The quality of the OCR'ed text for Type 2 PDF is poor when using reasonably well photographed documents. The expectation is to have more legible / machine readable text generated.

Image 1 - generated using original computer generated document (See attached 1-1-1.png).
Image 2 - photograph of Image 1 (see: http://source.fluidproject.org/svn/design/decapod/testing-images/2-1-1.png ).
PDF 1 - the Type 2 generated PDF of Image 1 (See attached 1-1-1-t2.pdf).
PDF 2 - the Type 2 generated PDF of Image 2 (See attached 2-1-1[t2].pdf).

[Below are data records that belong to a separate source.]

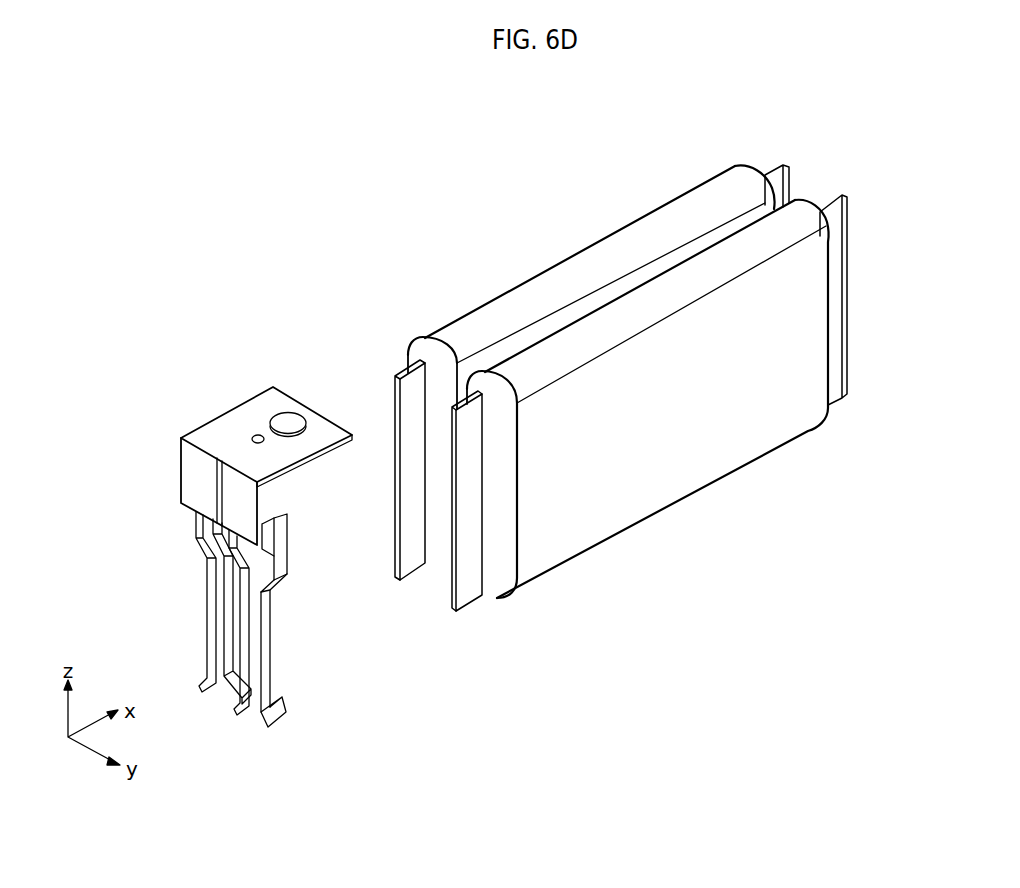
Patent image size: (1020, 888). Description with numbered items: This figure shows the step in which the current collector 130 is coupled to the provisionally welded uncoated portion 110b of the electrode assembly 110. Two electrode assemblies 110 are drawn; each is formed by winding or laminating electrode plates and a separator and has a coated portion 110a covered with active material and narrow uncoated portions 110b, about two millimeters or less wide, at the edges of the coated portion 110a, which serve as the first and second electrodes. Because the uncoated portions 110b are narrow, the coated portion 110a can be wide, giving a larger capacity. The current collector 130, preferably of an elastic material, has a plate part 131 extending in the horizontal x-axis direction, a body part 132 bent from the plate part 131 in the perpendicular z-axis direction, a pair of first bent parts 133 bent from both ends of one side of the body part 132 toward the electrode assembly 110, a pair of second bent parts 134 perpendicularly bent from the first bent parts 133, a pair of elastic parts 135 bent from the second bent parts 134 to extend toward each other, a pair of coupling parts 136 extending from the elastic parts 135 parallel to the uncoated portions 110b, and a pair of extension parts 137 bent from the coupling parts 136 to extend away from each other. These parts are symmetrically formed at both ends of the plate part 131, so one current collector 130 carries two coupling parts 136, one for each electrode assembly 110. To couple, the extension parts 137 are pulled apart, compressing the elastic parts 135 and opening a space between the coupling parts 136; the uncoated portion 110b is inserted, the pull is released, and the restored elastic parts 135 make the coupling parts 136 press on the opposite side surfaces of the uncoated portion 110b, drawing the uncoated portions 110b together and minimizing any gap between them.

The electrode assembly 110 is at (621, 419).
The coated portion 110a is at (650, 498).
The uncoated portion 110b is at (495, 580).
The current collector 130 is at (234, 532).
The plate part 131 is at (318, 420).
The body part 132 is at (253, 502).
The first bent part 133 is at (270, 543).
The second bent part 134 is at (285, 558).
The elastic part 135 is at (277, 587).
The coupling part 136 is at (270, 627).
The extension part 137 is at (278, 712).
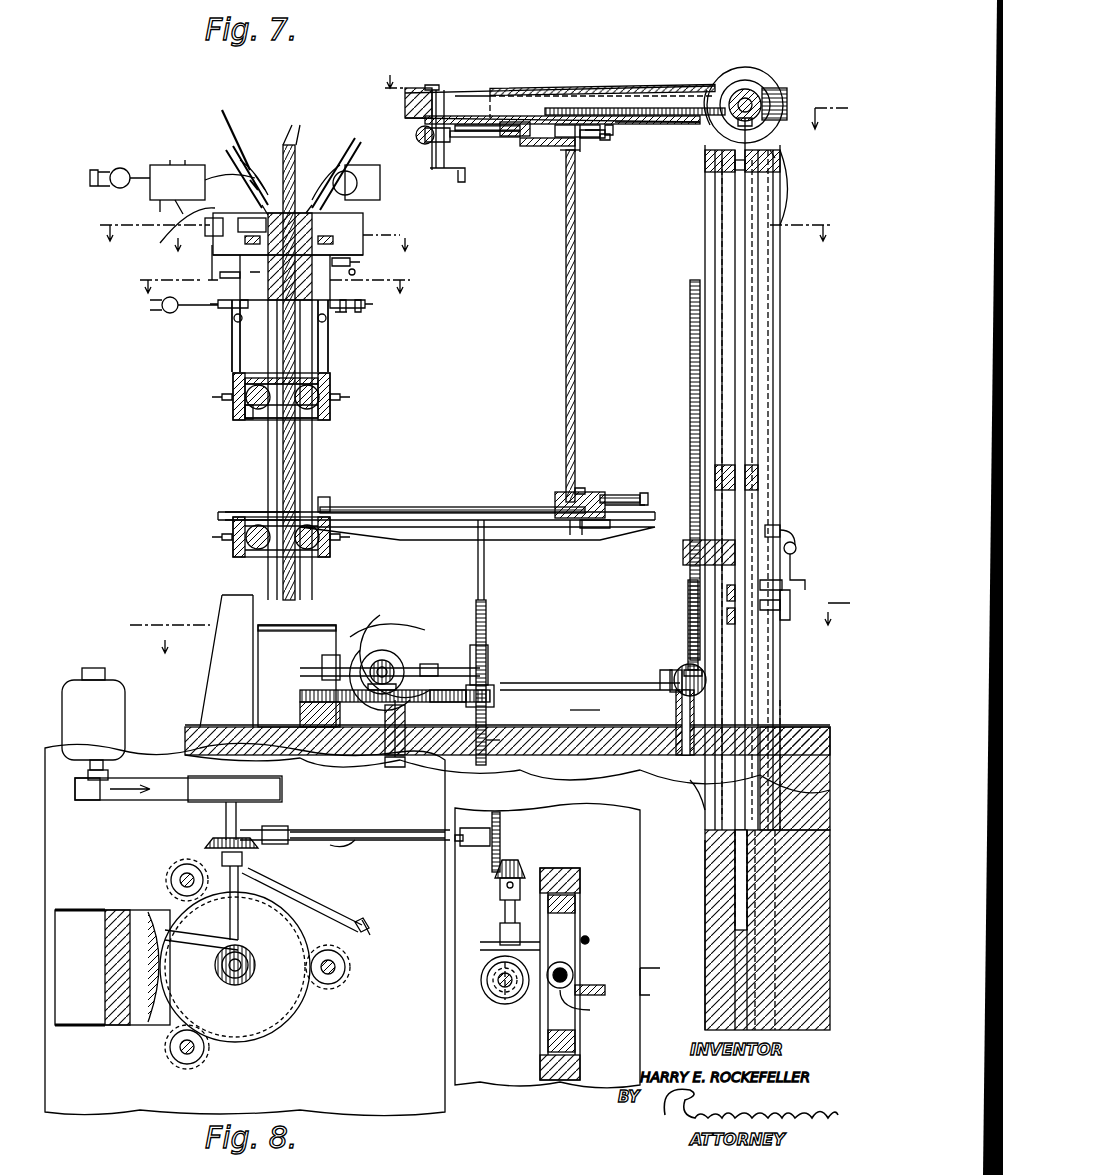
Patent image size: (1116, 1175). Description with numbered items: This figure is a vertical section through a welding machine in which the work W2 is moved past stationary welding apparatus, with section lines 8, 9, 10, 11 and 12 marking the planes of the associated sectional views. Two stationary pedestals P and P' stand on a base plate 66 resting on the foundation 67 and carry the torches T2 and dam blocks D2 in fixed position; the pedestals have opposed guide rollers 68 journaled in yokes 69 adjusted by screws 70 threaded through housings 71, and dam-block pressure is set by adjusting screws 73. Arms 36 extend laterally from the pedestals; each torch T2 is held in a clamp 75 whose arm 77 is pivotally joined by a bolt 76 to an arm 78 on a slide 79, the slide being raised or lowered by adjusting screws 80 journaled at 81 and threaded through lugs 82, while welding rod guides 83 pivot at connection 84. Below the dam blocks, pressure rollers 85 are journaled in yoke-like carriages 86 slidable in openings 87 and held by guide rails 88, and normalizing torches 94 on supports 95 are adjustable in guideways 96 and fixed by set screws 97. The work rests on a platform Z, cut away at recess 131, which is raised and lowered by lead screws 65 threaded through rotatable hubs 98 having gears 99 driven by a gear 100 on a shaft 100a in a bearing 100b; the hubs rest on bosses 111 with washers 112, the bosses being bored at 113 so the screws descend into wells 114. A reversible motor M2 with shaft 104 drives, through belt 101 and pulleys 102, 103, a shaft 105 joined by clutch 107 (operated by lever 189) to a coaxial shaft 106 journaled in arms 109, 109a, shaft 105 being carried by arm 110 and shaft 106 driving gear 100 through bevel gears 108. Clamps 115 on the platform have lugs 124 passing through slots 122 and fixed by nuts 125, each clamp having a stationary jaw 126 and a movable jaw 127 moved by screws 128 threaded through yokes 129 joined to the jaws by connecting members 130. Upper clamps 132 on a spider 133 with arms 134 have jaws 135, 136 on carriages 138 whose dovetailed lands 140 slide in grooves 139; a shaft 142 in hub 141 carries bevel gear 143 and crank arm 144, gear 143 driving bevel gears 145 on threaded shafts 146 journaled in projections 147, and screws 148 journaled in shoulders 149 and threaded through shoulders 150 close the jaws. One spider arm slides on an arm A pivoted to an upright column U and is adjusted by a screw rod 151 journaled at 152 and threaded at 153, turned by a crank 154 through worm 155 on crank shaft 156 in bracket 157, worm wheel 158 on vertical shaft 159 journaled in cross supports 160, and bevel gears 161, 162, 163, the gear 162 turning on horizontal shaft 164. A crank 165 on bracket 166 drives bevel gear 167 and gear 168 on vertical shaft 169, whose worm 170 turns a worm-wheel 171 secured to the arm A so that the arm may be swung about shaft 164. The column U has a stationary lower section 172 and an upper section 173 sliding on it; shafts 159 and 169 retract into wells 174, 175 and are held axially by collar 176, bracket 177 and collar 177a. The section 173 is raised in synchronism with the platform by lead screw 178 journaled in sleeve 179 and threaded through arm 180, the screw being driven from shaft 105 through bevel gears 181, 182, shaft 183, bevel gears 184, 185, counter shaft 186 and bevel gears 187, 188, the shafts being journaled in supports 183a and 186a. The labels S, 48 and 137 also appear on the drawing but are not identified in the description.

In FIG. 7, the section line 8— 8 is at (490, 636).
In FIG. 7, the section line 9— 9 is at (292, 253).
In FIG. 7, the section line 10— 10 is at (275, 291).
In FIG. 7, the section line 11— 11 is at (615, 102).
In FIG. 7, the section line 12— 12 is at (467, 242).
In FIG. 7, the arm 36 is at (400, 233).
In FIG. 7, the torch lead 48 is at (222, 108).
In FIG. 7, the lead screw 65 is at (478, 548).
In FIG. 8, the lead screw 65 is at (185, 882).
In FIG. 7, the base plate 66 is at (205, 726).
In FIG. 8, the base plate 66 is at (368, 985).
In FIG. 7, the foundation 67 is at (828, 726).
In FIG. 7, the guide roller 68 is at (330, 395).
In FIG. 7, the supporting yoke 69 is at (330, 410).
In FIG. 7, the adjusting screw 70 is at (222, 398).
In FIG. 7, the supporting housing 71 is at (248, 416).
In FIG. 7, the adjusting screw 73 is at (245, 240).
In FIG. 7, the clamp 75 is at (195, 165).
In FIG. 7, the bolt 76 is at (261, 163).
In FIG. 7, the arm 77 is at (225, 168).
In FIG. 7, the arm 78 is at (175, 228).
In FIG. 7, the slide 79 is at (212, 262).
In FIG. 7, the adjusting screw 80 is at (215, 272).
In FIG. 7, the journal 81 is at (266, 224).
In FIG. 7, the lug 82 is at (205, 224).
In FIG. 7, the welding rod guide 83 is at (295, 127).
In FIG. 7, the pivotal connection 84 is at (268, 155).
In FIG. 7, the pressure roller 85 is at (372, 262).
In FIG. 7, the yoke-like carriage 86 is at (364, 271).
In FIG. 7, the opening 87 is at (245, 409).
In FIG. 7, the guide rail 88 is at (245, 380).
In FIG. 7, the oxyacetylene torch 94 is at (370, 308).
In FIG. 7, the support 95 is at (325, 325).
In FIG. 7, the guideway 96 is at (330, 365).
In FIG. 7, the set screw 97 is at (345, 320).
In FIG. 7, the rotatable hub 98 is at (322, 680).
In FIG. 7, the gear 99 is at (494, 695).
In FIG. 8, the gear 99 is at (175, 880).
In FIG. 7, the gear 100 is at (372, 730).
In FIG. 8, the gear 100 is at (278, 1030).
In FIG. 7, the shaft 100a is at (395, 760).
In FIG. 8, the shaft 100a is at (238, 975).
In FIG. 7, the bearing 100b is at (405, 762).
In FIG. 7, the belt 101 is at (355, 635).
In FIG. 8, the belt 101 is at (135, 800).
In FIG. 8, the pulley 102 is at (90, 800).
In FIG. 7, the pulley 103 is at (378, 650).
In FIG. 8, the pulley 103 is at (195, 802).
In FIG. 8, the motor shaft 104 is at (108, 775).
In FIG. 7, the shaft 105 is at (389, 739).
In FIG. 8, the shaft 105 is at (245, 830).
In FIG. 7, the second shaft 106 is at (392, 612).
In FIG. 8, the second shaft 106 is at (240, 925).
In FIG. 7, the clutch 107 is at (390, 660).
In FIG. 8, the clutch 107 is at (242, 860).
In FIG. 7, the bevel gears 108 is at (392, 668).
In FIG. 8, the bevel gears 108 is at (255, 958).
In FIG. 8, the arm 109 is at (320, 920).
In FIG. 7, the arm 109a is at (322, 665).
In FIG. 8, the arm 109a is at (185, 948).
In FIG. 8, the supporting arm 110 is at (226, 825).
In FIG. 7, the raised boss 111 is at (490, 707).
In FIG. 7, the washer 112 is at (507, 693).
In FIG. 7, the bore 113 is at (585, 718).
In FIG. 7, the well 114 is at (490, 760).
In FIG. 7, the clamp 115 is at (614, 486).
In FIG. 7, the slot 122 is at (470, 510).
In FIG. 7, the lug 124 is at (585, 535).
In FIG. 7, the nut 125 is at (570, 535).
In FIG. 7, the jaw 126 is at (330, 498).
In FIG. 7, the jaw 127 is at (585, 488).
In FIG. 7, the adjusting screw 128 is at (645, 492).
In FIG. 7, the yoke 129 is at (660, 503).
In FIG. 7, the connecting member 130 is at (615, 528).
In FIG. 7, the recess 131 is at (218, 515).
In FIG. 7, the clamp 132 is at (600, 152).
In FIG. 7, the spider 133 is at (473, 95).
In FIG. 7, the spider arm 134 is at (455, 95).
In FIG. 7, the inner jaw 135 is at (562, 160).
In FIG. 7, the jaw 136 is at (578, 152).
In FIG. 7, the slide 137 is at (560, 148).
In FIG. 7, the slidable carriage 138 is at (515, 150).
In FIG. 7, the dovetailed groove 139 is at (620, 126).
In FIG. 7, the dovetailed land 140 is at (508, 115).
In FIG. 7, the hub 141 is at (425, 88).
In FIG. 7, the shaft 142 is at (421, 130).
In FIG. 7, the beveled gear 143 is at (408, 118).
In FIG. 7, the crank arm 144 is at (455, 185).
In FIG. 7, the bevel gear 145 is at (415, 135).
In FIG. 7, the threaded shaft 146 is at (462, 133).
In FIG. 7, the projection 147 is at (468, 140).
In FIG. 7, the adjusting screw 148 is at (615, 130).
In FIG. 7, the shoulder 149 is at (612, 140).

Type 2 results for PDF 1 and PDF 2 should be comparable quality?

Comments

  • Jonathan Hung commented 2011-10-31T12:15:10.263-0400

    Original computer generated image.

  • Jonathan Hung commented 2011-10-31T12:59:44.099-0400

    generated PDF of image 1-1-1.png

  • Jonathan Hung commented 2011-10-31T13:01:01.362-0400

    generated PDF of image 2-1-1.png (photograph of computer generated document).

  • tamir@tamirhassan.com commented 2013-01-27T12:21:44.954-0500

    I've tried it out on the current (latest) version and can't notice any significant difference between the OCR quality of either document.